From mboxrd@z Thu Jan  1 00:00:00 1970
Return-Path: <linux-kernel-owner@vger.kernel.org>
Received: (majordomo@vger.kernel.org) by vger.kernel.org via listexpand
	id S1755341Ab3AKUbv (ORCPT <rfc822;w@1wt.eu>);
	Fri, 11 Jan 2013 15:31:51 -0500
Received: from mail.linuxfoundation.org ([140.211.169.12]:58985 "EHLO
	mail.linuxfoundation.org" rhost-flags-OK-OK-OK-OK) by vger.kernel.org
	with ESMTP id S1753347Ab3AKUbu (ORCPT
	<rfc822;linux-kernel@vger.kernel.org>);
	Fri, 11 Jan 2013 15:31:50 -0500
Date: Fri, 11 Jan 2013 12:31:49 -0800
From: Andrew Morton <akpm@linux-foundation.org>
To: paul.szabo@sydney.edu.au
Cc: 695182@bugs.debian.org, dave@linux.vnet.ibm.com,
        linux-kernel@vger.kernel.org, linux-mm@kvack.org
Subject: Re: [RFC] Reproducible OOM with partial workaround
Message-Id: <20130111123149.c3232a96.akpm@linux-foundation.org>
In-Reply-To: <201301111151.r0BBpZt1023276@como.maths.usyd.edu.au>
References: <20130111000119.8e9bdf5d.akpm@linux-foundation.org>
	<201301111151.r0BBpZt1023276@como.maths.usyd.edu.au>
X-Mailer: Sylpheed 3.0.2 (GTK+ 2.20.1; x86_64-pc-linux-gnu)
Mime-Version: 1.0
Content-Type: text/plain; charset=US-ASCII
Content-Transfer-Encoding: 7bit
Sender: linux-kernel-owner@vger.kernel.org
List-ID: <linux-kernel.vger.kernel.org>
X-Mailing-List: linux-kernel@vger.kernel.org

On Fri, 11 Jan 2013 22:51:35 +1100
paul.szabo@sydney.edu.au wrote:

> Dear Andrew,
> 
> > Check /proc/slabinfo, see if all your lowmem got eaten up by buffer_heads.
> 
> Please see below: I do not know what any of that means. This machine has
> been running just fine, with all my users logging in here via XDMCP from
> X-terminals, dozens logged in simultaneously. (But, I think I could make
> it go OOM with more processes or logins.)
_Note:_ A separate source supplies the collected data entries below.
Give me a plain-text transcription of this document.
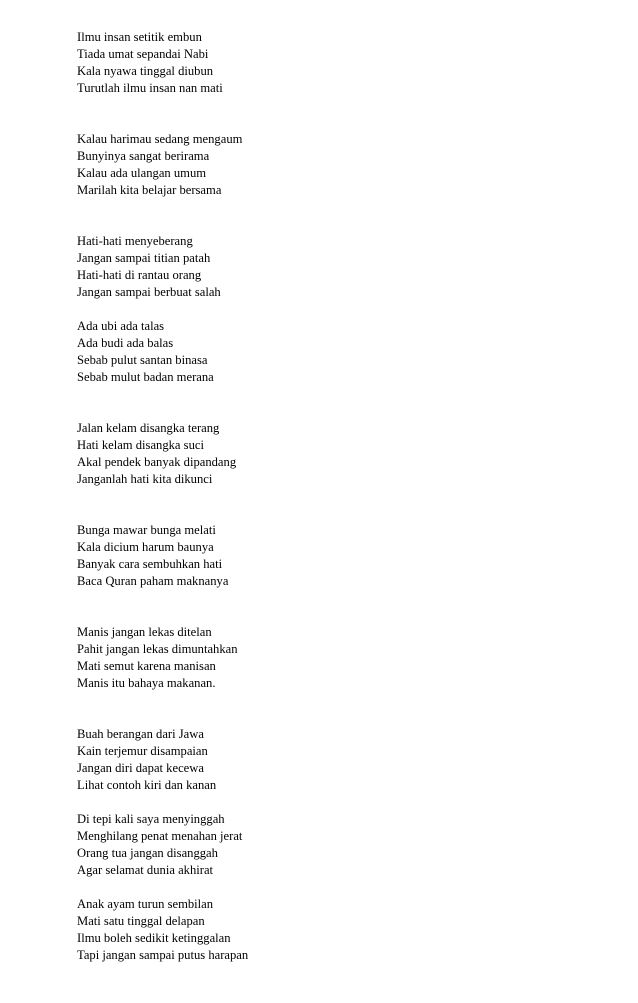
Ilmu insan setitik embun
Tiada umat sepandai Nabi
Kala nyawa tinggal diubun
Turutlah ilmu insan nan mati
Kalau harimau sedang mengaum
Bunyinya sangat berirama
Kalau ada ulangan umum
Marilah kita belajar bersama
Hati-hati menyeberang
Jangan sampai titian patah
Hati-hati di rantau orang
Jangan sampai berbuat salah
Ada ubi ada talas
Ada budi ada balas
Sebab pulut santan binasa
Sebab mulut badan merana
Jalan kelam disangka terang
Hati kelam disangka suci
Akal pendek banyak dipandang
Janganlah hati kita dikunci
Bunga mawar bunga melati
Kala dicium harum baunya
Banyak cara sembuhkan hati
Baca Quran paham maknanya
Manis jangan lekas ditelan
Pahit jangan lekas dimuntahkan
Mati semut karena manisan
Manis itu bahaya makanan.
Buah berangan dari Jawa
Kain terjemur disampaian
Jangan diri dapat kecewa
Lihat contoh kiri dan kanan
Di tepi kali saya menyinggah
Menghilang penat menahan jerat
Orang tua jangan disanggah
Agar selamat dunia akhirat
Anak ayam turun sembilan
Mati satu tinggal delapan
Ilmu boleh sedikit ketinggalan
Tapi jangan sampai putus harapan
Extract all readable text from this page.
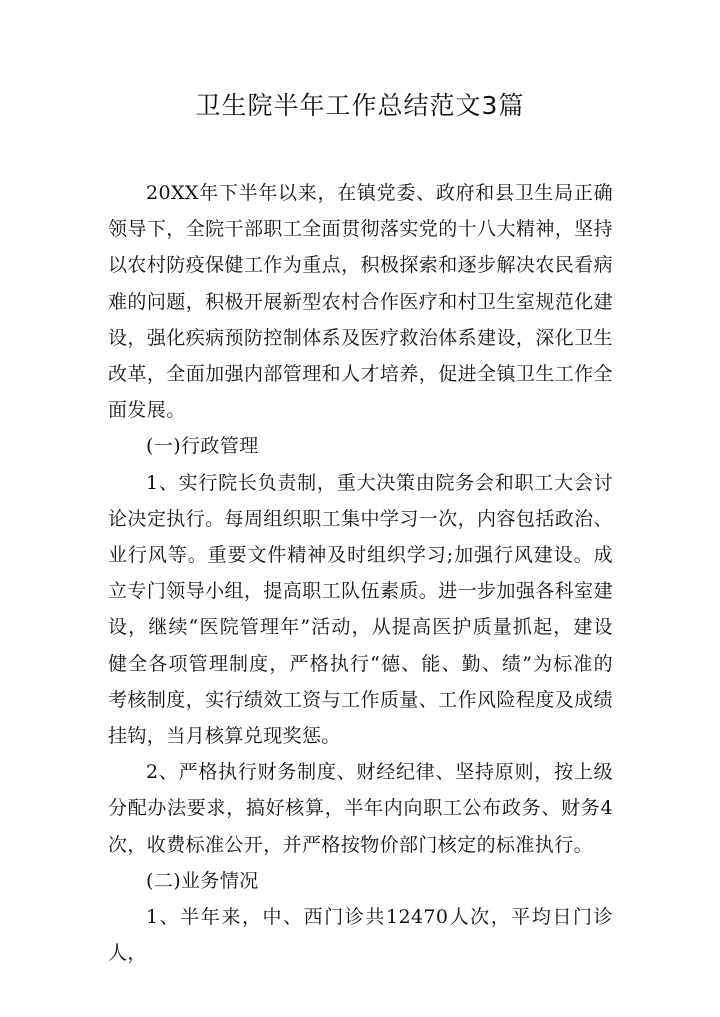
卫生院半年工作总结范文3篇

20XX年下半年以来，在镇党委、政府和县卫生局正确领导下，全院干部职工全面贯彻落实党的十八大精神，坚持以农村防疫保健工作为重点，积极探索和逐步解决农民看病难的问题，积极开展新型农村合作医疗和村卫生室规范化建设，强化疾病预防控制体系及医疗救治体系建设，深化卫生改革，全面加强内部管理和人才培养，促进全镇卫生工作全面发展。

(一)行政管理

1、实行院长负责制，重大决策由院务会和职工大会讨论决定执行。每周组织职工集中学习一次，内容包括政治、业行风等。重要文件精神及时组织学习;加强行风建设。成立专门领导小组，提高职工队伍素质。进一步加强各科室建设，继续“医院管理年”活动，从提高医护质量抓起，建设健全各项管理制度，严格执行“德、能、勤、绩”为标准的考核制度，实行绩效工资与工作质量、工作风险程度及成绩挂钩，当月核算兑现奖惩。

2、严格执行财务制度、财经纪律、坚持原则，按上级分配办法要求，搞好核算，半年内向职工公布政务、财务4次，收费标准公开，并严格按物价部门核定的标准执行。

(二)业务情况

1、半年来，中、西门诊共12470人次，平均日门诊人，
I'm counting 107MB in slab there.  Was this dump taken when the system
was at or near oom?

Please send a copy of the oom-killer kernel message dump, if you still
have one.

> > If so, you *may* be able to work around this by setting
> > /proc/sys/vm/dirty_ratio really low, so the system keeps a minimum
> > amount of dirty pagecache around.  Then, with luck, if we haven't
> > broken the buffer_heads_over_limit logic it in the past decade (we
> > probably have), the VM should be able to reclaim those buffer_heads.
> 
> I tried setting dirty_ratio to "funny" values, that did not seem to
> help.

Did you try setting it as low as possible?

> Did you notice my patch about bdi_position_ratio(), how it was
> plain wrong half the time (for negative x)? 

Nope, please resend.

> Anyway that did not help.
> 
> > Alternatively, use a filesystem which doesn't attach buffer_heads to
> > dirty pages.  xfs or btrfs, perhaps.
> 
> Seems there is also a problem not related to filesystem... or rather,
> the essence does not seem to be filesystem or caches. The filesystem
> thing now seems OK with my patch doing drop_caches.

hm, if doing a regular drop_caches fixes things then that implies the
problem is not with dirty pagecache.  Odd.